- Developers: Realtime Associates Realtime Associates Seattle (handhelds)
- Publisher: Acclaim Entertainment
- Platforms: PlayStation, Sega Saturn, Game Boy, Game Gear, MS-DOS
- Release: WW: 1996; NA: November 14, 1996;
- Genre: Action
- Modes: Single-player, multiplayer

= Iron Man and X-O Manowar in Heavy Metal =

1996 video game

Iron Man / X-O Manowar in Heavy Metal is a video game published by Acclaim Entertainment and developed by Realtime Associates for the PlayStation, Sega Saturn, Game Boy, Game Gear, and MS-DOS in 1996. It is a one or two-player side-scrolling action game in which the player battles villains from Marvel Comics' Iron Man and Valiant Comics' X-O Manowar comic book series. It was met with negative reviews which criticized it for dull gameplay and outdated graphics.

==Plot==
The storyline is revealed through onscreen text. Iron Man and X-O Manowar must team up in order to stop a team of supervillains from grabbing the lost fragments of the Cosmic Cube. During the game it is also revealed that the space aliens that Aric stole his X-O Manowar armor from, want it back. The two super heroes battle through several levels to stop the terrorists and their supervillain leaders from trying to rule the universe.

==Gameplay==
At the start of the game, the player(s) choose to control either Iron Man or X-O Manowar. Both Iron Man and X-O Manowar can jump, punch, shoot an unlimited supply of energy beams (that can be upgraded through icons) and use a limited but replenishable supply of energy to fly. Iron Man can duck while X-O Manowar can block enemy attack by shield. At the start of each mission, a computer screen gives the player's objectives.

During the game, players can collect medical icons to restore their health, and other icons to give more fuel, stronger laser blasts and a special icon that allows one mega-blast from a character's armor chestplate.
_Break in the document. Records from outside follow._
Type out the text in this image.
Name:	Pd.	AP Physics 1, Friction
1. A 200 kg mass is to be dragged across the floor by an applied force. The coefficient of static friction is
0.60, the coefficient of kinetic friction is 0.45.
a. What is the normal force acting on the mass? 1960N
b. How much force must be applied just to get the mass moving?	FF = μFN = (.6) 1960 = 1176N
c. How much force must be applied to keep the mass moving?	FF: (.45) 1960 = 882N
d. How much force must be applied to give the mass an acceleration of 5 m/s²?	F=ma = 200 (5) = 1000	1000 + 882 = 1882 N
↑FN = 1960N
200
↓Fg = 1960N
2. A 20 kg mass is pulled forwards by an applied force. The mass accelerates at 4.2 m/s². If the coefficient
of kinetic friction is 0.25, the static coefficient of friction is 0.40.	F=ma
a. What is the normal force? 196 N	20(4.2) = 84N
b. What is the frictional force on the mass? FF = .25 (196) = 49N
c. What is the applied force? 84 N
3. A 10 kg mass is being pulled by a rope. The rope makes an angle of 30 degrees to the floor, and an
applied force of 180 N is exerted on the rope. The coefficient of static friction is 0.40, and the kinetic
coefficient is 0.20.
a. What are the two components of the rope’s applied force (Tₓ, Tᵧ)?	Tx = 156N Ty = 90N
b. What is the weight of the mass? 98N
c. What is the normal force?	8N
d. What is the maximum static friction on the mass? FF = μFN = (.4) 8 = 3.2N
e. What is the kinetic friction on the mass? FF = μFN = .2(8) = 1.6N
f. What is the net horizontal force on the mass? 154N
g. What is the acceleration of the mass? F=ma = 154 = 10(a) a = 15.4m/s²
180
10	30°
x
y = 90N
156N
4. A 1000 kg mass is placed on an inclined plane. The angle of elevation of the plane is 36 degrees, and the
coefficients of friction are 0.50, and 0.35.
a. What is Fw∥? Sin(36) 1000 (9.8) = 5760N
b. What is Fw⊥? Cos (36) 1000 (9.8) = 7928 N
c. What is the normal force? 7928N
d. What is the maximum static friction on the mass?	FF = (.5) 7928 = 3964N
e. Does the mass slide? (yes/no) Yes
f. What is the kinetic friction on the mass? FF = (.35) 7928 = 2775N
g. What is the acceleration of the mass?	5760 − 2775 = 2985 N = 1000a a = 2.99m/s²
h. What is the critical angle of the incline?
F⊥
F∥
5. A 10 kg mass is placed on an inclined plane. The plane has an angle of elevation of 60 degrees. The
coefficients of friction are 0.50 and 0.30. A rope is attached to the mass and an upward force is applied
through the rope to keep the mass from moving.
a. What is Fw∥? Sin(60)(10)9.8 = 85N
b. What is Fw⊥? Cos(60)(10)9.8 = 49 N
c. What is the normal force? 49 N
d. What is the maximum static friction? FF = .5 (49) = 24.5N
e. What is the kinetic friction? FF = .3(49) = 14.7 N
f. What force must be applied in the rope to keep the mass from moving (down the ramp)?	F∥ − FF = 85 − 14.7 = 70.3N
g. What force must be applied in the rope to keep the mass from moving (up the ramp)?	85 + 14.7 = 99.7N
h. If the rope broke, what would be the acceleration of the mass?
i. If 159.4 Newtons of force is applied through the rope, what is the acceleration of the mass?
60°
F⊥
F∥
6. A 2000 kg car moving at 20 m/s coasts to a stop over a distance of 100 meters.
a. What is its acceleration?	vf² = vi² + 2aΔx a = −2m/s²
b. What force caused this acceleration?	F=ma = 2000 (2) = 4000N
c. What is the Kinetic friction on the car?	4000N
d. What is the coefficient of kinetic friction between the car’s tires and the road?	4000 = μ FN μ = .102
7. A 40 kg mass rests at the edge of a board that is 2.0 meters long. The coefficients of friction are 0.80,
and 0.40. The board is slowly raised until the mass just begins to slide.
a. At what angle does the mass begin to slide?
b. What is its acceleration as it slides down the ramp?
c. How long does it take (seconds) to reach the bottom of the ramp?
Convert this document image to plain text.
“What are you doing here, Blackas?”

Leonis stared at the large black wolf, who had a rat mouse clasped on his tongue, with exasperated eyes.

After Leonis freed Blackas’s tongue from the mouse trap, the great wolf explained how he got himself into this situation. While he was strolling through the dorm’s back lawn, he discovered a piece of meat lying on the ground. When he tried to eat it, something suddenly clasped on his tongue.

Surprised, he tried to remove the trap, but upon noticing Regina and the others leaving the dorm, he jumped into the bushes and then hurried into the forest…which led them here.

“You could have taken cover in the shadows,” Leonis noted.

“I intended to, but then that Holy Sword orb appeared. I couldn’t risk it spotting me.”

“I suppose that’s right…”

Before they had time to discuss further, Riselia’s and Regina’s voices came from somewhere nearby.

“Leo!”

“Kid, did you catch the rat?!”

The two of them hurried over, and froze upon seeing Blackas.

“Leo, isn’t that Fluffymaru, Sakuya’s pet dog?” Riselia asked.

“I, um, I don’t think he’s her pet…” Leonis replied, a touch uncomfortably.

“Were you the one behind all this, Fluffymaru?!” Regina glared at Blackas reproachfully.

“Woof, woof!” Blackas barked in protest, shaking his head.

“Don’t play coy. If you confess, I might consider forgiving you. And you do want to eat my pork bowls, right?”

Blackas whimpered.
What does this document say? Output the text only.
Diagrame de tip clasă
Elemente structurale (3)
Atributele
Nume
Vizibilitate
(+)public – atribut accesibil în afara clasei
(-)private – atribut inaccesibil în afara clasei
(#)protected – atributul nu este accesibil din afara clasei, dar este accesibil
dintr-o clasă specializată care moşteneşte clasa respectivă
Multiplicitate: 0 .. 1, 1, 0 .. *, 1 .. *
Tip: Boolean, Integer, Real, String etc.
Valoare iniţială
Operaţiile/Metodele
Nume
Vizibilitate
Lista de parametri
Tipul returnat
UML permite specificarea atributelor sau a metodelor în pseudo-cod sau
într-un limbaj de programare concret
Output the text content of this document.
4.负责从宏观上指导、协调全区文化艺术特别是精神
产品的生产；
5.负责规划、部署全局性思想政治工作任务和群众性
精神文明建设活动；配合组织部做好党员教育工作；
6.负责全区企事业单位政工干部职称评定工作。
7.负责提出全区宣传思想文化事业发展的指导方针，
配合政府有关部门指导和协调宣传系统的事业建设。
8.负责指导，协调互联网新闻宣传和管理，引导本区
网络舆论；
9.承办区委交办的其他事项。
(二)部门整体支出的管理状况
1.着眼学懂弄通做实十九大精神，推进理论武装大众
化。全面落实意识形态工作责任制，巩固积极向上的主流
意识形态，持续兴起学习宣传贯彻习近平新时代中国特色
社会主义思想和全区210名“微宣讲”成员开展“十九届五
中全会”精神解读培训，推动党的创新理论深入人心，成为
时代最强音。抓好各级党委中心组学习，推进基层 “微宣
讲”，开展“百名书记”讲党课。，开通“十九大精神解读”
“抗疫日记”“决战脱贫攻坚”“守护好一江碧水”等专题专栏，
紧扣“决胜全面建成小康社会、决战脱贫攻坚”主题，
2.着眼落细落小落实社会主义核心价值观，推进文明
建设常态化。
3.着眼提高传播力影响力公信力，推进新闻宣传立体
The game also allows the player characters to destroy various gas canisters, metal wiring and control panels to locate more icons, deactivate certain weapons, or advance in the game.

Two people can play the game simultaneously in a cooperative manner. Both can play as the same character if desired.

== Ports ==
Atari Corporation and Acclaim announced a partnership in March 1995 that included plans to release three game for the Jaguar. Five months after this announcement, a conversion of Iron Man and X-O Manowar in Heavy Metal for the Atari Jaguar CD was licensed to Atari Corp. The port was slated for an April/Q2 1996 release, but work on the port was discontinued sometime in 1995 and it was never released.

The Game Boy version was developed by Griptonite Games.

==Reception==

The four reviewers of Electronic Gaming Monthly praised the animation in the Game Gear version but gave it an otherwise negative assessment, lambasting the poor controls and lack of variety in the levels.

GameSpot, reviewing the Saturn version, said that "every aspect of Heavy Metal is a letdown — the graphics, sound, and gameplay," and concluded that the game "feels as though it was hastily thrown together. The result is a game that could have easily used another six months of development. People looking for a good action scroller should look elsewhere." Lee Nutter of Sega Saturn Magazine commented that while the two playable characters have varying abilities yet are evenly matched, giving the game replay value, the action is extremely repetitive, the music is poor, and the graphics are barely above what consoles of the previous generation were capable of. Covering the PlayStation version, IGN criticized the characters for being "interchangeable" and concluded: "It's just boring. The control is as sluggish as it gets, and the graphics, while decent enough for a 2D side-scroller, just aren't up to 32-bit standards." GamePro called it "an apt, enjoyable, but not terribly complex, game." The reviewer praised both the action and platform jumping, the rendered player characters, and "simple, clean backgrounds", though he criticized the music and sounds.

Review scores
| Publication | Score |
|---|---|
| Electronic Gaming Monthly | 3.75/10 (GG) |
| EP Daily | 3/10 (SAT) |
| GameSpot | 5.2/10 (SAT) |
| IGN | 3/10 (PS1) |
| Sega Saturn Magazine | 33% (SAT) |

==Legacy==

The video game was adapted into a 2 issue comic book crossover featuring the two heroes teaming up to save the world.